Eh bien, il y a des humains comme ça, aussi. Ceux qui ont du mal à aller vers les autres, et qui, même, les évitent, parce qu'ils ne sont jamais sûrs de distinguer les intentions de la personne qui vient à leur rencontre. Ceux qui préfèrent se montrer « ours » pour que personne ne les approche, et qui dégoupillent au moindre regard de travers. Ceux qui ne se sentent pleinement rassurés qu'avec des visages connus, dans leur petit monde. Je suis de ceux-là, et peut-être que vous aussi.


Nous ne sommes pas des personnes détestables. Nous manquons juste d'aptitudes sociales. Peut-être est-ce lié à un trait de caractère génétique, ou peut-être est-ce l'environnement qui nous a rendus méfiants. Mais les faits sont là : nous sommes toujours dans l'appréhension lorsque nous rencontrons de nouvelles personnes, et un contact forcé peut nous rendre agressifs. Nous souffrons de phobie sociale, et vous pouvez être quasi certain que si votre chien est réactif, c'est parce qu'il en souffre lui aussi. Il est possible d'aider ces chiens et ces humains particuliers à aller mieux : privilégier la qualité à la quantité en termes de contacts sociaux, ne jamais forcer au contact, respecter la zone de confort de l'individu, ménager des temps de repos nécessaires sans contacts sociaux en dehors de ceux des membres du foyer. Il est passionnant de constater à quel point les méthodes visant à accompagner les humains comme les chiens en difficulté sociale sont comparables.


S'il y a une chose à retenir, c'est qu'on ne change pas la nature profonde d'un être peu social. Oui, il est incontestable que nous avons besoin des autres pour trouver notre équilibre, et il en va de même pour nos chiens. Je suis ravie de partager des activités canines avec vous, d'autant plus que nous partageons un intérêt commun ! Mais je peux aussi passer deux mois sans voir personne d'autre que mon cercle familial sans en souffrir. Pour votre chien réactif, c'est un peu pareil : il peut aimer s'amuser avec ses copains d'enfance, mais ne pas du tout tolérer les autres chiens. Avec un travail de fond, de la patience et de la méthode, vous pourrez l'aider à aller mieux. Vous pourrez réussir à atténuer ses craintes, à en faire un chien mieux dans ses pattes. Mais il ne sera jamais le gentil toutou de votre voisine qui est naturellement doué pour se lier d'amitié avec tous les chiens qu'il croise. Vous ne ferez pas d'un chien réactif, un chien à toute épreuve.
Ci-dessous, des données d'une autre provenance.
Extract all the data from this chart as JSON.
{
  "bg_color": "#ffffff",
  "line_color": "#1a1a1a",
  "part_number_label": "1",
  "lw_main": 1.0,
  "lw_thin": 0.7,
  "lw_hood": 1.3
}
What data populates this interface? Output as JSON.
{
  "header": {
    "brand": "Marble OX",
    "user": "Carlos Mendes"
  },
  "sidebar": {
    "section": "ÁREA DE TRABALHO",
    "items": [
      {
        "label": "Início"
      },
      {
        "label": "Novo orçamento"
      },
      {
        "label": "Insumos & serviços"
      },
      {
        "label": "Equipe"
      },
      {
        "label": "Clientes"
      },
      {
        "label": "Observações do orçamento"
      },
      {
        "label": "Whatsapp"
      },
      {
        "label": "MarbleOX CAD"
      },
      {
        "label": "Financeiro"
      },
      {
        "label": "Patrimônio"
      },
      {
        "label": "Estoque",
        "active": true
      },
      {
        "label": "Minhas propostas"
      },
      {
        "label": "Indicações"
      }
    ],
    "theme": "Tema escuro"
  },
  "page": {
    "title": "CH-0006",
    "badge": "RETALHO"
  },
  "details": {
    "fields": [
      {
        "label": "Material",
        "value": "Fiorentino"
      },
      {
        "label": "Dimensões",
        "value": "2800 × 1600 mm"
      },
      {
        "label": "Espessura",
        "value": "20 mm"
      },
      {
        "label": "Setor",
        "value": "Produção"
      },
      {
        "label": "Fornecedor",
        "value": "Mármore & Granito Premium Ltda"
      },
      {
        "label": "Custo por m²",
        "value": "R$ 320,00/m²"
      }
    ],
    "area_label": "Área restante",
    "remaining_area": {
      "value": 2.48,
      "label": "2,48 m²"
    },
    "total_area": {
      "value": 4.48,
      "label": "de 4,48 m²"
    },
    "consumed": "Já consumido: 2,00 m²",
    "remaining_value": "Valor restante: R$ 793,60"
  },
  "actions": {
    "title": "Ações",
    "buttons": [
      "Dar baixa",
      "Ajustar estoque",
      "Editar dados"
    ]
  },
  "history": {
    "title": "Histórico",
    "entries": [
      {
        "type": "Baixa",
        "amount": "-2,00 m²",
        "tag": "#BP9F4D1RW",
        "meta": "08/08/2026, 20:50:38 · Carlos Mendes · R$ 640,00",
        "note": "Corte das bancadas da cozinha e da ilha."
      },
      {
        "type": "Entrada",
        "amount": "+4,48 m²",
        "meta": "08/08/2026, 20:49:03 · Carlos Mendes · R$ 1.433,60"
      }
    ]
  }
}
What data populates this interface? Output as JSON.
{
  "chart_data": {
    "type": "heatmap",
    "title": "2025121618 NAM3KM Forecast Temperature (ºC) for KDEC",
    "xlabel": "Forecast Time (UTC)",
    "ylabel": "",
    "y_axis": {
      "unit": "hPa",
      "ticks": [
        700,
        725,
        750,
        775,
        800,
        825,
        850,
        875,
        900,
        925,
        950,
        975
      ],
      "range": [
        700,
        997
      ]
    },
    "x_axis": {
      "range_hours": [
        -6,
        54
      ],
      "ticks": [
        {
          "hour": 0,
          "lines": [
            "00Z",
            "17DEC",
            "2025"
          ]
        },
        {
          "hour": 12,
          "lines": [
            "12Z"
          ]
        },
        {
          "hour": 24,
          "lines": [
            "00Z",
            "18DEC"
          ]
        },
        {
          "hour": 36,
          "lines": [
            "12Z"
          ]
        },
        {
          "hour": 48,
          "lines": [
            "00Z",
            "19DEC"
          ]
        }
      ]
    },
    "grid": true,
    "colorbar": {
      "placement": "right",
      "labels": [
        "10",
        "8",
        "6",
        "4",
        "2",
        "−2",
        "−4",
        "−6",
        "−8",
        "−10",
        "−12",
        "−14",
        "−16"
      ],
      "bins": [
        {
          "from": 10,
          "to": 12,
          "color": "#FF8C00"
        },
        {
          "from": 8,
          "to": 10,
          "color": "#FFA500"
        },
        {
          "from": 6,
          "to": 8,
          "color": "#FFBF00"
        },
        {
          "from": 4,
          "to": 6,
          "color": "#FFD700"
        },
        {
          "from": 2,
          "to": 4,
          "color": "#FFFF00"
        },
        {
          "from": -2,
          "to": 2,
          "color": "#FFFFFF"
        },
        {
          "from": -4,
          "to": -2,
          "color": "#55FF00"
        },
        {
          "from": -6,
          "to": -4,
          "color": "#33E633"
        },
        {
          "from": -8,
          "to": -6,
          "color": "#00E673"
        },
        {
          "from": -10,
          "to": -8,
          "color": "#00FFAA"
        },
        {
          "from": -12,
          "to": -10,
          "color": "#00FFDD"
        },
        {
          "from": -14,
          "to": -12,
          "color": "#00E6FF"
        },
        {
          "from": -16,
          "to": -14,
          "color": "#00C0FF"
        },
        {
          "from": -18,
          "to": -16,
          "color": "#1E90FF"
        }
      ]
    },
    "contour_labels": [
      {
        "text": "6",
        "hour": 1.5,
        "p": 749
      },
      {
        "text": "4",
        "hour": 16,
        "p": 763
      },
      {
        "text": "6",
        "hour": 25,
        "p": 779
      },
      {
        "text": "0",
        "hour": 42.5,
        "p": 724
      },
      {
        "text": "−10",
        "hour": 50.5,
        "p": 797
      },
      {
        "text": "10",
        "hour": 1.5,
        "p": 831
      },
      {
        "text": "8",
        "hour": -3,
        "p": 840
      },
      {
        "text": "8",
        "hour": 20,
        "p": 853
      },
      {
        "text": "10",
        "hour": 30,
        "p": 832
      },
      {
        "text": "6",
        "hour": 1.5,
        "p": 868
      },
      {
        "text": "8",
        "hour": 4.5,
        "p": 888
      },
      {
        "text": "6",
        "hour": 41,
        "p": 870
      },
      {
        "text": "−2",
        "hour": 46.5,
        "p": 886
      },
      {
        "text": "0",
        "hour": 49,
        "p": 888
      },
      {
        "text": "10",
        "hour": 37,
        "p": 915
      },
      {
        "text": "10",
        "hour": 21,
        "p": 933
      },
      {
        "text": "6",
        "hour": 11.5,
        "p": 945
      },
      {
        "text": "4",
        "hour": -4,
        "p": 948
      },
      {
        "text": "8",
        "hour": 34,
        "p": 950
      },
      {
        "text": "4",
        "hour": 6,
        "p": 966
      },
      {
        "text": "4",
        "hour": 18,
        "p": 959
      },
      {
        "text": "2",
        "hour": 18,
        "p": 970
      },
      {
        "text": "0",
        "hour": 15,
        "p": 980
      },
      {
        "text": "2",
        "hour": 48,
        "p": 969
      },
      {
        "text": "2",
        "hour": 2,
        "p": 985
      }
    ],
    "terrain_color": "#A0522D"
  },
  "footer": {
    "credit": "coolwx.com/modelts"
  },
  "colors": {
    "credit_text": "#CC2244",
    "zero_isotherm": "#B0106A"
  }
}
Il n'y a pas de bon et de mauvais chien. Il y a des chiens plus adaptés au monde que les autres. Commencer par accepter cette diversité, et ne pas chercher à tout prix à la changer, c'est la meilleure façon d'aider votre compagnon à trouver son chemin dans ce monde qui lui échappe. L'aimer pour ce qu'il est, et non pas pour ce que vous aimeriez qu'il soit, c'est le plus grand service que vous pourrez lui rendre.